Foreign buyer eyeing Zip’s BNPL business

George Lekakis

Speculation is intensifying in the Australian payments industry that an offshore financial institution is preparing to mount a buy-out of ASX-listed buy now pay later player, Zip Co.

Two senior market sources alerted Banking Day to the conjecture on Friday, saying they had been told that Zip’s board could receive a formal offer from a foreign player in the next week.

The speculation surfaced after Zip on Wednesday deferred the release of its December half profit result without giving any reasons to investors.

The company now is scheduled to unveil its interim accounts this morning.

While neither of the industry sources could name Zip’s offshore bidder, both said US bank Goldman Sachs was the most likely candidate given its recent unsuccessful attempts to establish a beachhead in the North American BNPL market.

Zip has a presence in the US market through its 2020 acquisition of the QuadPay BNPL platform.

Since 2020 Goldman Sachs, which is mostly known as an investment bank, has been trying to deepen its presence in the US consumer finance market.
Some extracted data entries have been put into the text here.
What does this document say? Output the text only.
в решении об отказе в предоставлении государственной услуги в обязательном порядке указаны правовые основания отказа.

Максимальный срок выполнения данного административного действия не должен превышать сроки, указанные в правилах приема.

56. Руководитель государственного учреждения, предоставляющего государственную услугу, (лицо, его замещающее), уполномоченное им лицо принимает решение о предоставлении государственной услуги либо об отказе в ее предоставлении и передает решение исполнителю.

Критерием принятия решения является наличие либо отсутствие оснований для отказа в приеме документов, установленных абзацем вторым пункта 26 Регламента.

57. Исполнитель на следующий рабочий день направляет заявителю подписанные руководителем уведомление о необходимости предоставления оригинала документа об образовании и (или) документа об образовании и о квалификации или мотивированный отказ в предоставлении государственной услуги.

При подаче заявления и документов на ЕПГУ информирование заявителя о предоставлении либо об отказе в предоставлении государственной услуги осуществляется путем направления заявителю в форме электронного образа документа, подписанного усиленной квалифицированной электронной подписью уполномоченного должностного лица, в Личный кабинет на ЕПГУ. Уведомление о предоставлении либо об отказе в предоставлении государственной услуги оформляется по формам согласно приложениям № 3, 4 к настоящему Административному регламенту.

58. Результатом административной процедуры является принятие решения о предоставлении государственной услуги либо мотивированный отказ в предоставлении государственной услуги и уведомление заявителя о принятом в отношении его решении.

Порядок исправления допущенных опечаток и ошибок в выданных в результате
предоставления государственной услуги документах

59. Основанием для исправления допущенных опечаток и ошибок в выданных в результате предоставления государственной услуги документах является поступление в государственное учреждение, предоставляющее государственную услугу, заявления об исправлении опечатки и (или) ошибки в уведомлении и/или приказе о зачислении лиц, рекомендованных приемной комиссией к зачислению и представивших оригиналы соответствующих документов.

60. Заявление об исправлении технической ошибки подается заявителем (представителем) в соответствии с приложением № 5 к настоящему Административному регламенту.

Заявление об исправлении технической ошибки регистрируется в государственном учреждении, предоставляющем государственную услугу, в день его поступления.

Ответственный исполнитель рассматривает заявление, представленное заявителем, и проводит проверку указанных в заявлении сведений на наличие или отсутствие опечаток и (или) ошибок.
The push into retail finance is part of an effort to rebalance the bank’s business mix.
Goldmans launched a point of sale financing service known as MarcusPay in April 2020, but the business appears to have encountered difficulty winning support from US merchants.

MarcusPay allows customers to buy goods or services worth up to $10,000 and repay in instalments.

Bloomberg reported in July last year that Goldmans was partnering with Apple to build a global BNPL platform attached to the ApplePay service, but recent media reports indicate that development of the joint venture has stalled.

If Goldmans decides to acquire a BNPL capability it has several potential listed targets with a presence in the US market.

They include the NASDAQ-listed Affirm BNPL business, which has seen its market capitalization plummet more than 70 per cent in the last six months to around $US 11 billion.

In a February 14 article published in the Fintech Business Weekly newsletter, former Goldman’s executive Jason Mikula suggested that the bank’s interest might be better served acquiring ASX-listed Zip Co.

Zip’s market cap has fallen more than 80 per cent in the last year to A$1.3 billion.
That equates to around US$940 million – a big discount to Affirm’s market valuation.